Luftzirkulation: Stehende Luft führt dazu, dass sich Feuchtigkeit um die Blätter herum ansammelt und die Verdunstung verlangsamt wird.
Ist die Verwendung eines Infrarot-Thermometers (Laserthermometers) ausreichend?
Viele Leute nehmen einfach ein Infrarot-Thermometer, richten es auf ein Blatt und sagen: „Okay, ich habe die Temperatur gemessen.“ Leider ist auch das irreführend.
Wärmebildaufnahmen (FLIR) haben Temperaturunterschiede von bis zu 12 °F (ca. 6–7 °C) selbst an einer einzelnen Pflanze gezeigt. Die oberen Blätter sind näher am Licht und daher wärmer, während die unteren Blätter im Schatten liegen und kühl sind. Die alleinige Messung eines einzigen Punktes und die darauf basierende VPD-Strategie führt zu Fehlern.
Lösung: Bestimmung des "Offsets"
Der Versuch, die sich ständig ändernden Blatttemperaturen über den Tag hinweg zu messen, ist mühsam und liefert uneinheitliche Ergebnisse. Die Bestimmung einer „Blatttemperaturdifferenz“ ist daher der genaueste Ansatz.
Bei Verwendung von LEDs: Blätter sind typischerweise 1 °C bis 3 °C kühler als die Umgebungstemperatur. (Beispiel: Bei einer Raumtemperatur von 26 °C berechnen Sie die VPD (Variable Rate of Radiation) unter der Annahme einer Blatttemperatur von 24 °C).
Bei Verwendung von HPS/MH: Die Blätter können die Umgebungstemperatur haben oder wärmer sein.
Nacht-VPD-Einstellung
Wenn nachts das Licht ausgeschaltet wird, sinkt die Temperatur. Um das Dampfdruckdefizit (VPD) aufrechtzuerhalten, muss auch die Luftfeuchtigkeit reduziert werden. Pflanzen schließen jedoch nachts ihre Spaltöffnungen. Dadurch verringert sich die Transpiration, und die Blatttemperatur gleicht sich der Umgebungstemperatur an. Es ist daher ratsam, den Offset-Wert bei Nachtberechnungen auf null zu setzen.
Für Technikbegeisterte: Formeln zur Berechnung des Dampfdruckdefizits (VPD)
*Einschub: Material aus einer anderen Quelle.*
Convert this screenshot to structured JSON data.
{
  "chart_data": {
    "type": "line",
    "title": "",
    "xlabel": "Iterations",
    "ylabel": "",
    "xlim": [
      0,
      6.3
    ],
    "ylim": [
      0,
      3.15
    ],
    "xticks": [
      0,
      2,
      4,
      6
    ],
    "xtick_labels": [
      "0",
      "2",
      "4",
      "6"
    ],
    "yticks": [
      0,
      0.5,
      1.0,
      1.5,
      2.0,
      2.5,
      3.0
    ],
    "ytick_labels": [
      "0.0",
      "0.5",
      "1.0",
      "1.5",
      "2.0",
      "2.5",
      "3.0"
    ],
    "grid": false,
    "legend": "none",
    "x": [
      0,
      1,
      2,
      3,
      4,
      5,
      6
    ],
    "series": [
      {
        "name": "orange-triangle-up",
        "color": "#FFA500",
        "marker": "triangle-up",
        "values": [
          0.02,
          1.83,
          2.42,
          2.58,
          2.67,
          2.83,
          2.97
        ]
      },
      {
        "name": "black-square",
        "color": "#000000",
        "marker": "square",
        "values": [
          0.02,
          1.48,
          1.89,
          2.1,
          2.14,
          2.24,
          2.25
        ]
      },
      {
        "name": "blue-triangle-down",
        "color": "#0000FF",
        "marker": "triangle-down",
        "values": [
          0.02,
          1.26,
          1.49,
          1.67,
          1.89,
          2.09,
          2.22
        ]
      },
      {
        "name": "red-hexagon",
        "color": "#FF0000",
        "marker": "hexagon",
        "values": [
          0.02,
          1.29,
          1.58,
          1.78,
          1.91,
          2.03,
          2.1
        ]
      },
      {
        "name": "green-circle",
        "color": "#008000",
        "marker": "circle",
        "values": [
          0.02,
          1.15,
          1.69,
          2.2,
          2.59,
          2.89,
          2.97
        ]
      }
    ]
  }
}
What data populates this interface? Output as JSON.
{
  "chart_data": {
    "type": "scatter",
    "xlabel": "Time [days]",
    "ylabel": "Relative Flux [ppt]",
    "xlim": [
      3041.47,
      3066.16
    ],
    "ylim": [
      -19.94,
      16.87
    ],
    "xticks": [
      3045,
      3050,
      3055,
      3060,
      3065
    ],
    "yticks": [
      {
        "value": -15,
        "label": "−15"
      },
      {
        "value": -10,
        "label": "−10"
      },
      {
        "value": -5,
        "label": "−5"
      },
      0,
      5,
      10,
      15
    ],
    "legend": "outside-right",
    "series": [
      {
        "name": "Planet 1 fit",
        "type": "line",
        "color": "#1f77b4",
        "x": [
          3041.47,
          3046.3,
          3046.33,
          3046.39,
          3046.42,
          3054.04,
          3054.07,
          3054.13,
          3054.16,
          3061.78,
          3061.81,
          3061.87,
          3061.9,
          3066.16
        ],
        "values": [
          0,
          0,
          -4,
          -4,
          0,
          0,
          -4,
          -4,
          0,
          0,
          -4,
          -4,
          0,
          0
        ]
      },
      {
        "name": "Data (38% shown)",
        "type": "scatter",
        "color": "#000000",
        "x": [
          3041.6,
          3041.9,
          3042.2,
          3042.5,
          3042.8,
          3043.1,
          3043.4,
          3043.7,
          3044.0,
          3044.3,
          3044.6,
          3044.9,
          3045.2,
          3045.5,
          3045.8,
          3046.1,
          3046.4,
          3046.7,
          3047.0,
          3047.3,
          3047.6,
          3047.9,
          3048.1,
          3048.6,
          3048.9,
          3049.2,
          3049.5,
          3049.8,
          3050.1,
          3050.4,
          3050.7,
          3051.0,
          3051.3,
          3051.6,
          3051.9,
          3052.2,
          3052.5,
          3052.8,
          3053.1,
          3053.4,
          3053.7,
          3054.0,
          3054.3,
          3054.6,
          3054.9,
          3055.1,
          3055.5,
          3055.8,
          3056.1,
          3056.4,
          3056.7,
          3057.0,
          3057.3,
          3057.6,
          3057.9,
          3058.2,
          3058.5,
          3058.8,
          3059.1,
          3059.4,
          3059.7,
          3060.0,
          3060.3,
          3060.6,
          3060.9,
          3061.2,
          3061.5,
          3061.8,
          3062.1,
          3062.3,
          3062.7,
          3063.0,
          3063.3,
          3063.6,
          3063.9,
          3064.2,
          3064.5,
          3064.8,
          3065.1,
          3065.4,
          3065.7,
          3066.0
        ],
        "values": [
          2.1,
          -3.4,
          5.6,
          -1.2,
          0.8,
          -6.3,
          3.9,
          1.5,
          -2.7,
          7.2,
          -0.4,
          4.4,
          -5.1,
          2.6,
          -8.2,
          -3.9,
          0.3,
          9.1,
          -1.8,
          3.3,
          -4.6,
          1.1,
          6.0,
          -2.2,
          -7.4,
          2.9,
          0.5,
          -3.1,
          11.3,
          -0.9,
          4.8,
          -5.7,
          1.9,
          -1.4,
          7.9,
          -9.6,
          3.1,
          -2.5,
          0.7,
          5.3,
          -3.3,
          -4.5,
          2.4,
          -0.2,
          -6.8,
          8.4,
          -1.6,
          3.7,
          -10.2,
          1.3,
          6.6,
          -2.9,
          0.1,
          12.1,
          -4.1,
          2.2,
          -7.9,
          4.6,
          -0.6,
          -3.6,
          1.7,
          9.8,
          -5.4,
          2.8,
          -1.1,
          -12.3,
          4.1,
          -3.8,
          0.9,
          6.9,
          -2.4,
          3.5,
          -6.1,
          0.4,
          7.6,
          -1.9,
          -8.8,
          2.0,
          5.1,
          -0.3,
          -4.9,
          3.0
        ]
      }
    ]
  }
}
Falls Sie die Berechnungen lieber selbst durchführen möchten, anstatt vorgefertigte Tabellen zu verwenden, finden Sie hier die mathematischen Formeln:
1. Bestimmung des Sättigungsdampfdrucks (SVP) in Luft (Tetens-Gleichung):
(Hierbei ist $T$ die Temperatur in Grad Celsius)
2. VPD-Berechnung:
Denken Sie jedoch daran, dass Sie zur Ermittlung des Blatt-VPD (LVPD) die Blatttemperatur und nicht die Lufttemperatur im SVP-Teil der Formel verwenden sollten.
Schlussworte
Verlassen Sie sich nicht blind auf VPD-Diagramme. Empfehlen die Diagramme beispielsweise 70 % Luftfeuchtigkeit, besteht aber Schimmelgefahr in Ihrem Raum oder unzureichende Belüftung, treffen Sie entsprechende Vorkehrungen. VPD ist zwar ein nützliches Hilfsmittel, doch beim Pflanzenanbau geht es nicht darum, sich auf einen einzelnen Wert zu verlassen, sondern die Umgebung ganzheitlich zu verstehen.